Belgium accused of crooked fighter jet deal
10 February 2004, BRUSSELS – Illicit payments were made to secure a lucrative defence contract that saw Belgium sell 25 mirage fighter jets to the Chilean airforce in 1994, Belgian newspaper La Derniere Heure reported on Tuesday.
10 February 2004
BRUSSELS – Illicit payments were made to secure a lucrative defence contract that saw Belgium sell 25 mirage fighter jets to the Chilean airforce in 1994, Belgian newspaper La Derniere Heure reported on Tuesday.
Citing Chilean magistrates currently investigating the affair, La Derniere Heure said the sale of the 25 reconditioned jets – which had originally been built in 1969 - revealed a web of corruption that included Swiss bank accounts, front companies in the British Virgin Islands and key players in Chile, Belgium and France.
“The Chilean military said they could have bought Israeli Kfir planes, Jaguars made by British aerospace, Russian MiGs or South African cheetahs. But they bought Belgian. Why?” asked the newspaper.
According to the Chilean magistrates, a number of well-placed figures in Belgium, France and Chile profited from a series of illicit payments totalling millions of dollars, which were linked to the sale.
People cited include Jacques Lefebre a former Belgian general turned defence industry lobbyist, who was found dead in Brussels hotel room in 1995. The Chilean magistrates say Lefebre was in Chile in 1992 and 1993. The investigators add that they believe Lefebre’s company made half a million dollars through ‘under the table’ payments linked to the sale of the Belgian jets.
Also mentioned are Chilean Senator Ramon Vega, who at the time of the sale was a senior commander in the Chilean airforce, and Vega’s son in law, a London-based Belgian business man.
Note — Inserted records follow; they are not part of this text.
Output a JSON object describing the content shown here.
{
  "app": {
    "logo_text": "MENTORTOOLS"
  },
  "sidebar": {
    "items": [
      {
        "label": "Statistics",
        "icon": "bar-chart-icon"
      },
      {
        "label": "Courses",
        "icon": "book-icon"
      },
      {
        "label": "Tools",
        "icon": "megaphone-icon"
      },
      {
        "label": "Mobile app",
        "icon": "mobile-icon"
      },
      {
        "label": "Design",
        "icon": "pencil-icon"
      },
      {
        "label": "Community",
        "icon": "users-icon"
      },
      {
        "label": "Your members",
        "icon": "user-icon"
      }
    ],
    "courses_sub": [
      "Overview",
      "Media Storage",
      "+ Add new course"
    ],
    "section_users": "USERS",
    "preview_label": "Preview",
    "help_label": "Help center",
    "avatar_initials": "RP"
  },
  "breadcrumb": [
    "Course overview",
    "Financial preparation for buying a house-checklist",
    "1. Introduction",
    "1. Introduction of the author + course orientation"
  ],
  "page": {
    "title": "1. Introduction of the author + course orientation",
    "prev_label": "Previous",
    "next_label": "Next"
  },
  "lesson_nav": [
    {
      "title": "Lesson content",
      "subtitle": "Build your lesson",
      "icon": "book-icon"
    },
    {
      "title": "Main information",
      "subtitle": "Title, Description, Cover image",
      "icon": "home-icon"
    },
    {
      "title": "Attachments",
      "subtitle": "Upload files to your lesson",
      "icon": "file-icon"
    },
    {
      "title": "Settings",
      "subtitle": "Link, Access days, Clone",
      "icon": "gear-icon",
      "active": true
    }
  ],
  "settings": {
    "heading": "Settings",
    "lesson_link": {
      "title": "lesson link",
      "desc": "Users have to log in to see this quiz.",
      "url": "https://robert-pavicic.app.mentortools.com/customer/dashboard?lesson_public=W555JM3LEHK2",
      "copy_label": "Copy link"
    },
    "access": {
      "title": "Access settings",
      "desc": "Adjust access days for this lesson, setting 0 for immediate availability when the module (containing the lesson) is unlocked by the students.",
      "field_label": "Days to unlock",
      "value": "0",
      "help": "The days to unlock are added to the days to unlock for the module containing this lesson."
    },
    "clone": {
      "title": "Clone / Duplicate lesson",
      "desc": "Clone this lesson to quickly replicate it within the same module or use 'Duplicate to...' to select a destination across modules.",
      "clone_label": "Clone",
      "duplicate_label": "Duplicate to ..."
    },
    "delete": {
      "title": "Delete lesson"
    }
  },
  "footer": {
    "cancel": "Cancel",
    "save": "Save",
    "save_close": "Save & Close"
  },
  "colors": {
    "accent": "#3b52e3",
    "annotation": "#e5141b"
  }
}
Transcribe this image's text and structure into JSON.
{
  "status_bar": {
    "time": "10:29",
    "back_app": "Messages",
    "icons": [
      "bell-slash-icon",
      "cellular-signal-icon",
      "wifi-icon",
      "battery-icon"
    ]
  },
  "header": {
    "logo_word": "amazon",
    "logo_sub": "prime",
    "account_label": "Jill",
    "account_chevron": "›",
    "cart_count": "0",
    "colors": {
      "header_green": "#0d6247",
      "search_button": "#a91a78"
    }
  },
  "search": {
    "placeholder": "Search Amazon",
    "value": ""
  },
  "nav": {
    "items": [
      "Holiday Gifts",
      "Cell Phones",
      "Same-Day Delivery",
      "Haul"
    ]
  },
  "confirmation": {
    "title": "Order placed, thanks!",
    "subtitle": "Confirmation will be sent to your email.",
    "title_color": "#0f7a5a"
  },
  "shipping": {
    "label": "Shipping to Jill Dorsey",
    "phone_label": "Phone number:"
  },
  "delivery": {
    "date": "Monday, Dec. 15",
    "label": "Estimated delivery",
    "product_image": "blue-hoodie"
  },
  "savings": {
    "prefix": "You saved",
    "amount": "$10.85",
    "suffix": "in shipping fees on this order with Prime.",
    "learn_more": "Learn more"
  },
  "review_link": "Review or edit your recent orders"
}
According to the magistrates Vega and his son-in-law pocketed USD 2.5 million each from the deal. They both strenuously deny the allegations.
Many analysts say this latest affair has echoes of the Augusta scandal, which saw Italian aircraft manufacturer Augusta pay bribes to Belgian socialist politicians in return for a military contract.
That episode led to the resignation of four socialist ministers, the suicide of an army general, and the downfall of former Deputy Prime Minister Willy Claes as NATO secretary general.